Thousands of rioters took to the streets in Egypt after a court upheld the death sentences of 21 people found guilty of causing Egypt's worst ever football violence in Port Said in February 2012.

In Cairo, protesters set fire to the football federation headquarters, while in Port Said, residents attacked the football stadium and attempted to block the Suez canal.

The court in Cairo also announced verdicts for the other 52 defendants in the case, with 24 of them sentenced to jail, including two senior police officers who received 15 years. The remaining 28 were acquitted, including seven police officers.

Police in Port Said retreated to their stations after weeks of clashes with supporters of the local football team, al-Masry. The army has been in charge of security in central Port Said after police were pulled back to ease tensions.

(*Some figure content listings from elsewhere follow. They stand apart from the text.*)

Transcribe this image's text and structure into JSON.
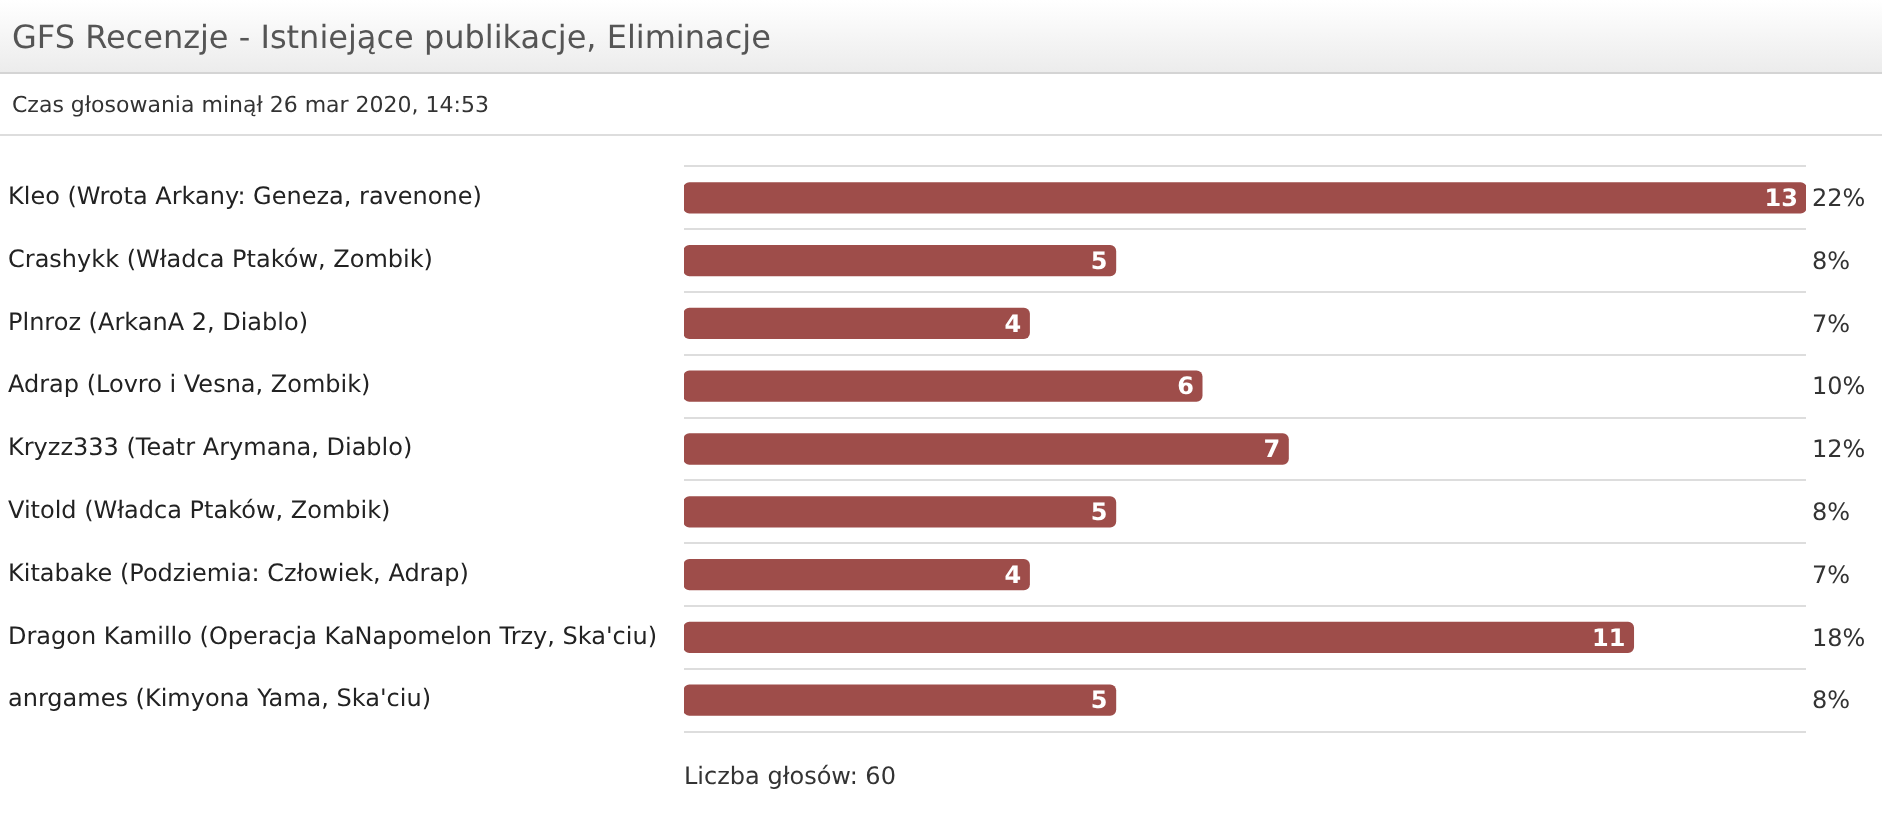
{
  "chart_data": {
    "type": "bar",
    "orientation": "horizontal",
    "title": "GFS Recenzje - Istniejące publikacje, Eliminacje",
    "subtitle": "Czas głosowania minął 26 mar 2020, 14:53",
    "categories": [
      "Kleo (Wrota Arkany: Geneza, ravenone)",
      "Crashykk (Władca Ptaków, Zombik)",
      "Plnroz (ArkanA 2, Diablo)",
      "Adrap (Lovro i Vesna, Zombik)",
      "Kryzz333 (Teatr Arymana, Diablo)",
      "Vitold (Władca Ptaków, Zombik)",
      "Kitabake (Podziemia: Człowiek, Adrap)",
      "Dragon Kamillo (Operacja KaNapomelon Trzy, Ska'ciu)",
      "anrgames (Kimyona Yama, Ska'ciu)"
    ],
    "values": [
      13,
      5,
      4,
      6,
      7,
      5,
      4,
      11,
      5
    ],
    "color": "#9e4d4a",
    "data_labels": true,
    "tick_labels": "y",
    "grid": "y",
    "annotations": [
      "22%",
      "8%",
      "7%",
      "10%",
      "12%",
      "8%",
      "7%",
      "18%",
      "8%",
      "Liczba głosów: 60"
    ]
  }
}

More than 50 people have died and hundreds more have been injured in the city during protests against the trial over the past month.

The sentences, broadcast live on television, were met with howls of protest from Port Said residents. Many felt their friends had been convicted for nothing.

Hundreds gathered outside the local government headquarters after the verdict, carrying flags calling for an independent republic of Port Said.

Residents said they felt scapegoated by both the verdict and the military curfew enforced in the city since violence erupted in January, when the death sentences were first announced.

In both Cairo and Port Said, many believe the February 2012 riots, in which 74 people were killed, were provoked by police. They began after al-Masry fans invaded the pitch and attacked rival al-Ahly supporters during a match between the two teams. Police stepped back from the trouble and turned off the stadium's electricity. In the darkness, fans were stabbed to death and crushed against locked doors.

On Friday, two protesters were buried in back-to-back funerals after allegedly being shot by police. Multiple reports from human rights activists and local campaigners accuse police of firing indiscriminately at Port Said residents over the past few weeks.

The government of President Mohamed Morsi is struggling to contain the unravelling security situation. Witnesses said youths untied moored speedboats which supply shipping on the Suez waterway, while about 2,000 people blocked car ferries from crossing the canal.

In January, similar riots broke out in Port Said after 21 other men involved in the riot were given death sentences. Forty people were killed in the violence, most of them shot by police.

Among those killed were Abdel-Halim al-Dizawi, who played for the city's Al-Marikh football team, and Tamer al-Fahla, who used to play for al-Masri.

At least eight people have been killed in Port Said this week, including three policemen.